Tips for choosing between various types of home loans
At this point, you know about three types of home financing: mortgages, home equity lines of credit, and home equity loans. Here are a few tips for choosing between the three.
Consider the loan’s purpose
Are you seeking financing for an investment property purchase or some other type of one-time expense? If so, a home equity loan offers a reasonable interest rate and level of accessibility without tempting you with more credit than you actually need.
Evaluate your income
Unless you have a very high income, it will be difficult to qualify for a traditional mortgage on an investment property. This is because lenders often want to see that you’re capable of paying the mortgage without any rental income (including from other properties).
If your income is not sufficient enough for this, you’d likely be better off with a home equity loan from a non-traditional lender like Alpine Credits.
Frequently asked questions
A HELOC can be a good idea under the right circumstances. In many situations, however, people find home equity loans preferable as they are a more easily-managed, accessible means of financing.
A HELOC can be better than a mortgage in the sense that it’s more accessible. The value proposition as far as interest rates go depends, however, on your situation. Some people find home equity lines of credit come with higher interest rates than a conventional mortgage while others get them at a comparative steal.

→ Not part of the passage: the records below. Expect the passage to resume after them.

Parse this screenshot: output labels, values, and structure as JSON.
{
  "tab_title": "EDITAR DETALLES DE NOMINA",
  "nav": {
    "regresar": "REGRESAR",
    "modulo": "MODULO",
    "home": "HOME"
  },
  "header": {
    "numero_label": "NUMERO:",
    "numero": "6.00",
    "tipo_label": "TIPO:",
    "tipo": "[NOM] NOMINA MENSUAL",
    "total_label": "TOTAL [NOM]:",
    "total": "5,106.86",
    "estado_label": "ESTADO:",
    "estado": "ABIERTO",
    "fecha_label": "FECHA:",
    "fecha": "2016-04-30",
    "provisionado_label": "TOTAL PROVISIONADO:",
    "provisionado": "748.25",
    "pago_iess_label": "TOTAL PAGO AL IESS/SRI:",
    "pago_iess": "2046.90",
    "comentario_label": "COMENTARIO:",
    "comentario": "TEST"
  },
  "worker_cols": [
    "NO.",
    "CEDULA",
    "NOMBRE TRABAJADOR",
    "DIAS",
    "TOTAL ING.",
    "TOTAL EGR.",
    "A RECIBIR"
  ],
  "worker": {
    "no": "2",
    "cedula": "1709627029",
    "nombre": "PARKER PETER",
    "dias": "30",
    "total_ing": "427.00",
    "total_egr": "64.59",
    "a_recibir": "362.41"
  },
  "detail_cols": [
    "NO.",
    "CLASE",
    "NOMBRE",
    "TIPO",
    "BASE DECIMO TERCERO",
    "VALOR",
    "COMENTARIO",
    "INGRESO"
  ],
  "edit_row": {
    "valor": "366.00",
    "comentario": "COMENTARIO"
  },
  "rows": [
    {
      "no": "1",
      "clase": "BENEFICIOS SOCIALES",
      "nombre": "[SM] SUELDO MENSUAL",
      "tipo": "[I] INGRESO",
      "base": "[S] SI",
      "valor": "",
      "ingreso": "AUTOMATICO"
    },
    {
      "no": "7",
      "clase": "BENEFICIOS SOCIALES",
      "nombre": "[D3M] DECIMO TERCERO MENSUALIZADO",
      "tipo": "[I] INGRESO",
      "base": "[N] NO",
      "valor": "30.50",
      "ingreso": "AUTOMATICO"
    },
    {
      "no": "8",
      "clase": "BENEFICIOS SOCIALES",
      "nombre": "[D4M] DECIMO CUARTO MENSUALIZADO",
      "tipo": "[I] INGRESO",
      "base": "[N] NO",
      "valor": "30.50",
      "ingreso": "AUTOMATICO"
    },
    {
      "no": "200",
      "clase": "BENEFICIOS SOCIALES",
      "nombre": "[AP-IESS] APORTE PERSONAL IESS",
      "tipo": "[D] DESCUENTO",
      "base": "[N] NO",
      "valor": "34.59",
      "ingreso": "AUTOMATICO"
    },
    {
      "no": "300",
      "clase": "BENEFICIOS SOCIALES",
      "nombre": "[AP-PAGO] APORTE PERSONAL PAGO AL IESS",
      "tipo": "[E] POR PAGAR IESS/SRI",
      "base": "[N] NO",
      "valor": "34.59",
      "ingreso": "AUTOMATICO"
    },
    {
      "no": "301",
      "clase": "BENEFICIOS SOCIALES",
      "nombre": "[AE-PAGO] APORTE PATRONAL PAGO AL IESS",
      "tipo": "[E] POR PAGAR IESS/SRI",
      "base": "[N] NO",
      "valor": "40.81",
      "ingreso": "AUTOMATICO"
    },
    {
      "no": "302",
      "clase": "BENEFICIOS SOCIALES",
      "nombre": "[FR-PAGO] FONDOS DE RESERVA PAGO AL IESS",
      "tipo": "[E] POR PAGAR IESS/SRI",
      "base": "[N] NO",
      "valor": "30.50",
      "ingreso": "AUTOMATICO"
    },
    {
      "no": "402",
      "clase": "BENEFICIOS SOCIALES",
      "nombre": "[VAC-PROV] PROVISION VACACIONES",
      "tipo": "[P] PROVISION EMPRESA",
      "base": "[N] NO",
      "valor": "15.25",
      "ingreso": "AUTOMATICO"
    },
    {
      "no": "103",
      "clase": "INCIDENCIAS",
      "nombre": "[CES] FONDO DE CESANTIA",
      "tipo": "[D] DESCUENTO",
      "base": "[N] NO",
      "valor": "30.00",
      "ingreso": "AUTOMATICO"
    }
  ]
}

Home equity lenders need to determine your home’s value on the current market to fairly calculate how much equity you’ve built up. This means some type of appraisal process is typically required.
However, a full appraisal may not be required depending on your home’s age.
HELOCs are typically easier to get than mortgages since you’re merely tapping into your own home’s equity (and securing the loan with that equity). However, HELOCs from traditional financial institutions (like banks) can still be difficult to obtain.
Most people find it preferable to secure home equity financing from non-traditional lenders (like Alpine Credits).